Oğlan ekmeğini eline alarak, "Sen dinlen baba. Ben daha yorulmadım. Ormanda şöyle bir dolaşıp kuş yuvası arayayım!" diye karşılık verdi.
Babası, "Deli olma! Ne diye dolaşıp duracaksın? Sonra daha fazla yorulursun. Kolunu bile kaldıracak halin kalmaz. Burda kal, gel otur şöyle yanıma" dedi.
Ama oğlan ormanın derinliklerine daldı. Ekmeğini yedi, çok keyifliydi. Kuş yuvası bulabilmek için ağaç dallarının arasına girdi. Orada burada dolaştıktan sonra koskocaman bir meşe ağacının yanına vardı. Bu ağaç birkaç yüzyıl kadar yaşlı olmalıydı; hani beş kişi yanyana gelse kollarıyla saramazdı.

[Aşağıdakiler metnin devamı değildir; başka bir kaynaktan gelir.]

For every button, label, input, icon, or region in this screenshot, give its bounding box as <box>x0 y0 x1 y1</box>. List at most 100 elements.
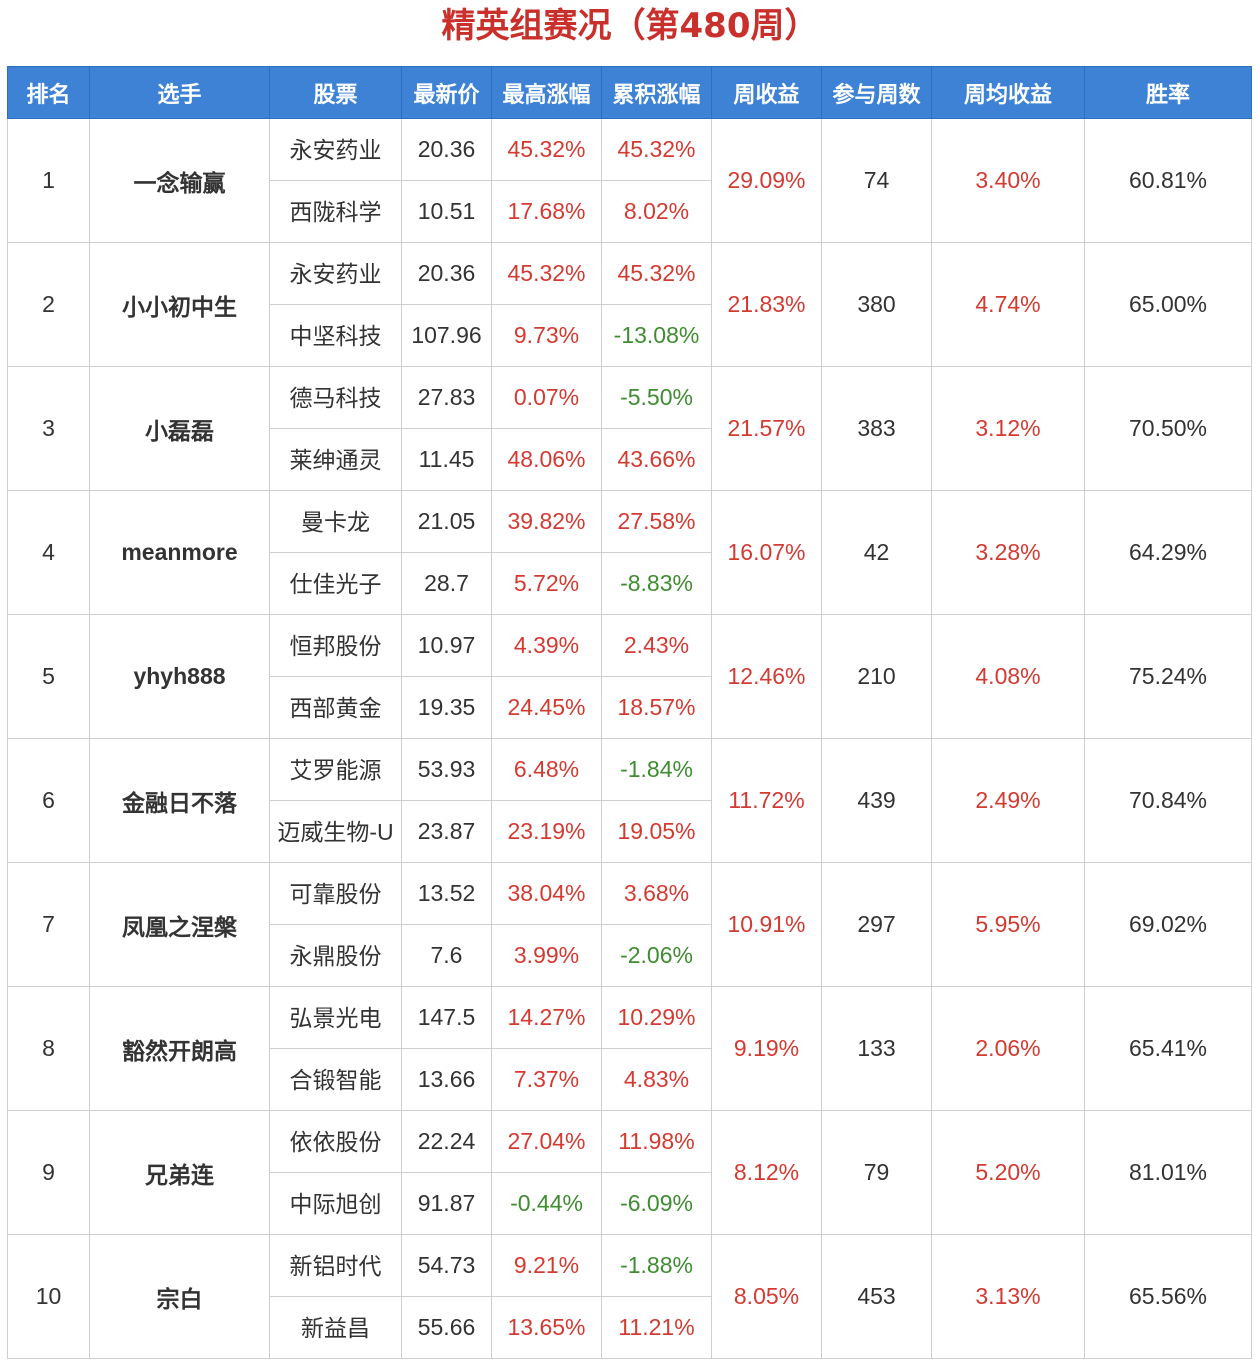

Oğlan ağacın önünde durdu. "Bazı kuşlar burada yuva yapmış olabilir" diye düşündü. Birden bir ses duydu. Kulak kabarttı. Birisi boğuk bir tonla "Çıkar beni buradan, çıkar beni buradan!" diye sesleniyordu. Oğlan etrafına bakındıysa da kimseyi göremedi. Ama bu ses aşağıdan, topraktan geliyordu.
"Neredesin?" diye seslendi.
Ses cevap verdi: "Meşe ağacının kökündeyim! Çıkar beni buradan! Çıkar beni buradan!"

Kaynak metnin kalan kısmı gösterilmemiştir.